Über dem Gotthard lag der Medianlohn einer Vollzeitstelle bei 5'546 Franken. Das zeigen Zahlen der Lohnstrukturerhebung des Bundesamts für Statistik für das Jahr 2020. Die Hälfte der Arbeitnehmenden verdiente mehr, die andere Hälfte weniger.

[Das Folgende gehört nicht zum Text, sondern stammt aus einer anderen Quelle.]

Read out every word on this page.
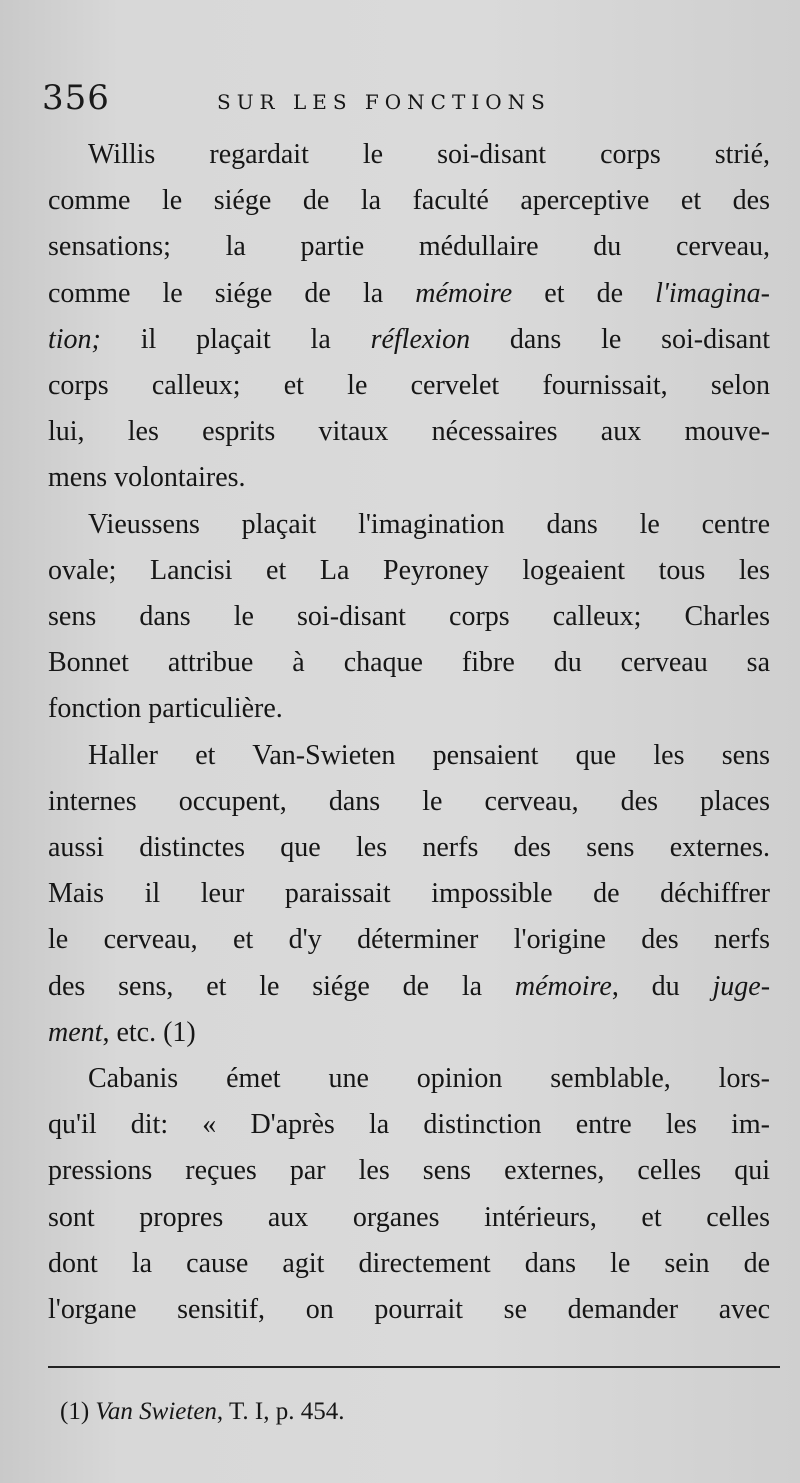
356	SUR LES FONCTIONS
Willis regardait le soi-disant corps strié,
comme le siége de la faculté aperceptive et des
sensations; la partie médullaire du cerveau,
comme le siége de la mémoire et de l'imagina-
tion; il plaçait la réflexion dans le soi-disant
corps calleux; et le cervelet fournissait, selon
lui, les esprits vitaux nécessaires aux mouve-
mens volontaires.
Vieussens plaçait l'imagination dans le centre
ovale; Lancisi et La Peyroney logeaient tous les
sens dans le soi-disant corps calleux; Charles
Bonnet attribue à chaque fibre du cerveau sa
fonction particulière.
Haller et Van-Swieten pensaient que les sens
internes occupent, dans le cerveau, des places
aussi distinctes que les nerfs des sens externes.
Mais il leur paraissait impossible de déchiffrer
le cerveau, et d'y déterminer l'origine des nerfs
des sens, et le siége de la mémoire, du juge-
ment, etc. (1)
Cabanis émet une opinion semblable, lors-
qu'il dit: « D'après la distinction entre les im-
pressions reçues par les sens externes, celles qui
sont propres aux organes intérieurs, et celles
dont la cause agit directement dans le sein de
l'organe sensitif, on pourrait se demander avec
(1) Van Swieten, T. I, p. 454.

Das sind rund 17 Prozent weniger, als der mittlere Schweizer Lohndurchschnitt, der bei 6'665 Franken monatlich lag. Obwohl viele Branchen einen Gesamtarbeitsvertrag haben, liegen die Löhne unter dem schweizerischen Schnitt. Eine Rolle spielen die gut 74'000 Grenzgänger.
«Starke» und «schwache» Gesamtarbeitsverträge
Besonders im privaten Sektor ist das Lohngefälle zwischen dem Tessin und der restlichen Schweiz bedeutend. Während die Medianlöhne in Branchen mit landesweit gültigen Gesamtarbeitsverträgen wie dem Baugewerbe nur zwischen sechs und acht Prozent unter dem schweizerischen Schnitt liegen, sind die Unterschiede im verarbeitenden Gewerbe mit über 30 Prozent gross.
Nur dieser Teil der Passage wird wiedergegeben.